Still, in talking or working with people who are professionally engaged in text mining and know a great deal more about it than I, I have often been uneasy about a fundamental mismatch between what “we” do and “they” promise — leaving aside a more precise definition of just who “we” or “they” are. Once I shared my unease with a quick-witted colleague, who like me is quite interested in text mining, and he said: “Oh yes, those guys. They just go for the shortest vector.” Whatever it is we do in the humanities, we do not go for the shortest vector.

Almost two years ago, an essay in the New York Times about Exploring the Deep Web quoted the cofounder of a new searching as saying “Most search engines try to help you find a needle in a haystack, but what we’re trying to do is help you explore the haystack.” That spoke to some aspects of my unease. I was reminded of it today in a story in the New York Times about twenty-somethings who get up as early as Abraham did to stay ahead of the news cycle and brief their bosses by 8 am. One of them is quoted as saying:

“It’s reading the 1,000 stories in the papers and Hill rags, and finding that one needle in the haystack that’s going to matter.”

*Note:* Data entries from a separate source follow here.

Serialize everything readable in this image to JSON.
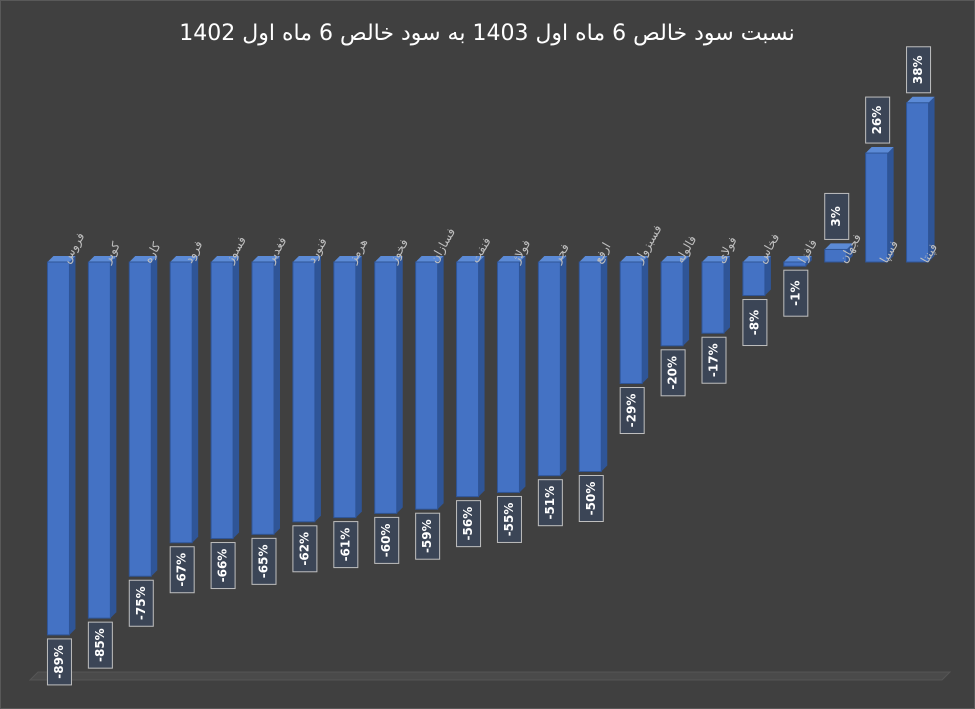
{
  "chart_data": {
    "type": "bar",
    "title": "نسبت سود خالص 6 ماه اول 1403 به سود خالص 6 ماه اول 1402",
    "categories": [
      "فروس",
      "کویر",
      "کاره",
      "فرود",
      "فسوز",
      "فغدیر",
      "فنورد",
      "هرمز",
      "فخوز",
      "فسازان",
      "فنفت",
      "فولاژ",
      "فجر",
      "ارفع",
      "فسبزوار",
      "فالوله",
      "فولای",
      "فخاس",
      "فافزا",
      "فجهان",
      "فسپا",
      "فپنتا"
    ],
    "values": [
      -89,
      -85,
      -75,
      -67,
      -66,
      -65,
      -62,
      -61,
      -60,
      -59,
      -56,
      -55,
      -51,
      -50,
      -29,
      -20,
      -17,
      -8,
      -1,
      3,
      26,
      38
    ],
    "value_labels": [
      "-89%",
      "-85%",
      "-75%",
      "-67%",
      "-66%",
      "-65%",
      "-62%",
      "-61%",
      "-60%",
      "-59%",
      "-56%",
      "-55%",
      "-51%",
      "-50%",
      "-29%",
      "-20%",
      "-17%",
      "-8%",
      "-1%",
      "3%",
      "26%",
      "38%"
    ],
    "color": "#4472c4"
  }
}
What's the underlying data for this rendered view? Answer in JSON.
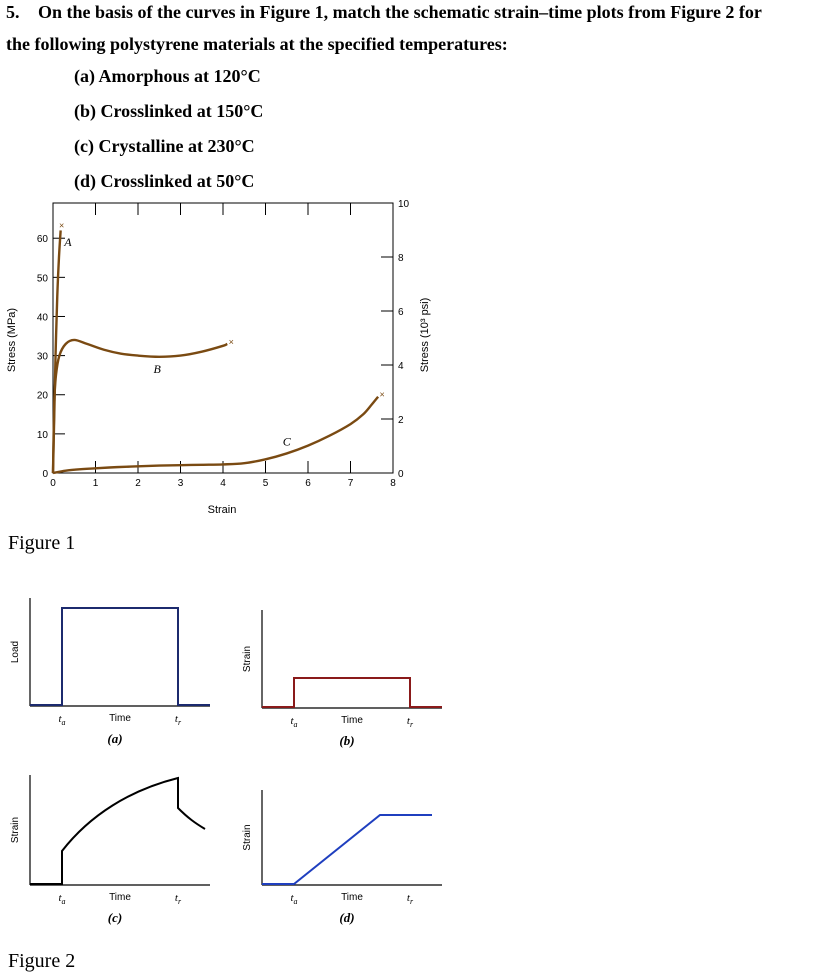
{
  "question": {
    "number": "5.",
    "line1": "On the basis of the curves in Figure 1, match the schematic strain–time plots from Figure 2 for",
    "line2": "the following polystyrene materials at the specified temperatures:",
    "items": [
      "(a) Amorphous at 120°C",
      "(b) Crosslinked at 150°C",
      "(c) Crystalline at 230°C",
      "(d) Crosslinked at 50°C"
    ]
  },
  "figure1": {
    "caption": "Figure 1",
    "chart_data": {
      "type": "line",
      "xlabel": "Strain",
      "ylabel": "Stress (MPa)",
      "y2label": "Stress (10³ psi)",
      "xlim": [
        0,
        8
      ],
      "ylim": [
        0,
        69
      ],
      "y2lim": [
        0,
        10
      ],
      "xticks": [
        0,
        1,
        2,
        3,
        4,
        5,
        6,
        7,
        8
      ],
      "yticks": [
        0,
        10,
        20,
        30,
        40,
        50,
        60
      ],
      "y2ticks": [
        0,
        2,
        4,
        6,
        8,
        10
      ],
      "grid": false,
      "series": [
        {
          "name": "A",
          "x": [
            0,
            0.03,
            0.06,
            0.1,
            0.14,
            0.18
          ],
          "y": [
            0,
            15,
            30,
            45,
            55,
            62
          ],
          "color": "#7a4a12",
          "break": "x"
        },
        {
          "name": "B",
          "x": [
            0,
            0.03,
            0.07,
            0.15,
            0.3,
            0.5,
            0.8,
            1.2,
            1.6,
            2.0,
            2.5,
            3.0,
            3.5,
            4.0,
            4.1
          ],
          "y": [
            0,
            18,
            25,
            30,
            33,
            34,
            33,
            31.5,
            30.5,
            30,
            29.7,
            30,
            31,
            32.5,
            33
          ],
          "color": "#7a4a12",
          "break": "x"
        },
        {
          "name": "C",
          "x": [
            0,
            0.3,
            0.7,
            1.0,
            1.5,
            2.0,
            2.5,
            3.0,
            3.5,
            4.0,
            4.5,
            5.0,
            5.5,
            6.0,
            6.5,
            7.0,
            7.3,
            7.5,
            7.65
          ],
          "y": [
            0,
            0.6,
            1.0,
            1.2,
            1.5,
            1.7,
            1.9,
            2.0,
            2.1,
            2.2,
            2.5,
            3.5,
            5,
            7,
            9.5,
            12.5,
            15,
            17.5,
            19.5
          ],
          "color": "#7a4a12",
          "break": "x"
        }
      ]
    }
  },
  "figure2": {
    "caption": "Figure 2",
    "plots": [
      {
        "id": "a",
        "label": "(a)",
        "ylabel": "Load",
        "xlabel": "Time",
        "t_a": "t",
        "t_a_sub": "a",
        "t_r": "t",
        "t_r_sub": "r",
        "shape": "step",
        "line_color": "#1c2a6e"
      },
      {
        "id": "b",
        "label": "(b)",
        "ylabel": "Strain",
        "xlabel": "Time",
        "t_a": "t",
        "t_a_sub": "a",
        "t_r": "t",
        "t_r_sub": "r",
        "shape": "step",
        "line_color": "#8a1a1a"
      },
      {
        "id": "c",
        "label": "(c)",
        "ylabel": "Strain",
        "xlabel": "Time",
        "t_a": "t",
        "t_a_sub": "a",
        "t_r": "t",
        "t_r_sub": "r",
        "shape": "viscoelastic",
        "line_color": "#000000"
      },
      {
        "id": "d",
        "label": "(d)",
        "ylabel": "Strain",
        "xlabel": "Time",
        "t_a": "t",
        "t_a_sub": "a",
        "t_r": "t",
        "t_r_sub": "r",
        "shape": "viscous",
        "line_color": "#1f3fbf"
      }
    ]
  }
}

I’m not sure whether that is an exhilarating or miserable way of spending your time (probably both), but it also is not what humanists do most of the time, even if detective work of one kind or another may be an important part of our jobs. Nor are we typically in the situation of the computer scientist who gave a talk at the University of Chicago several years ago and described her experience at ATT, where seven gigabytes of data came across the transom every day and you had to do something about them today because tomorrow there would be another seven gigabytes (That was about a decade ago when seven gigabytes was still a lot of data).

In search scenarios of this kind, you find yourself in the midst of tons of data about which you know nothing and need to find something that plausibly completes the sentence “the bottom line is that…” But this is not the typical scenario for humanist scholars in their engagement with the primary data around which their projects revolve. They already know a lot about the object of their inquiry, but they want to know more. In most cases, they are unlikely to find much use for the techniques, subtle and crude at the same time, by means of which text mining extracts something from the unknown.

I have quite a few times been in a situation where a text miner told me about the result of some text analysis operation where I knew something about the data, and I was usually too polite to quote Horatio:

There needs no ghost, my lord, come from the grave
To tell us this.

Böckh’s marvelous phrase draws our attention to the most characteristic aspect of the interpretative labour that is at the heart of Literary Studies and similar disciplines. It is a matter of knowing more about things that we already know something about. There is no bottom line to this knowledge. Or, as Böckh put it in another famous sentence: “Die Philologie ist, wie jede Wissenschaft, eine unendliche Aufgabe für Approximation.” (Philology is, like every other science, an unending task of approximation”).

It might not be a bad idea to write those two phrases by Böckh in large letters on the door of any developer or designer or project director whose goal it is to make some tool that will help readers with the task of making sense of what they read — the knowing of the known as an unending task of approximation. And with the right graphics they might add up to an inspiring screen saver. But developers, designers, and project directors who take those two phrases to heart in creating software for humanists will do a much better job.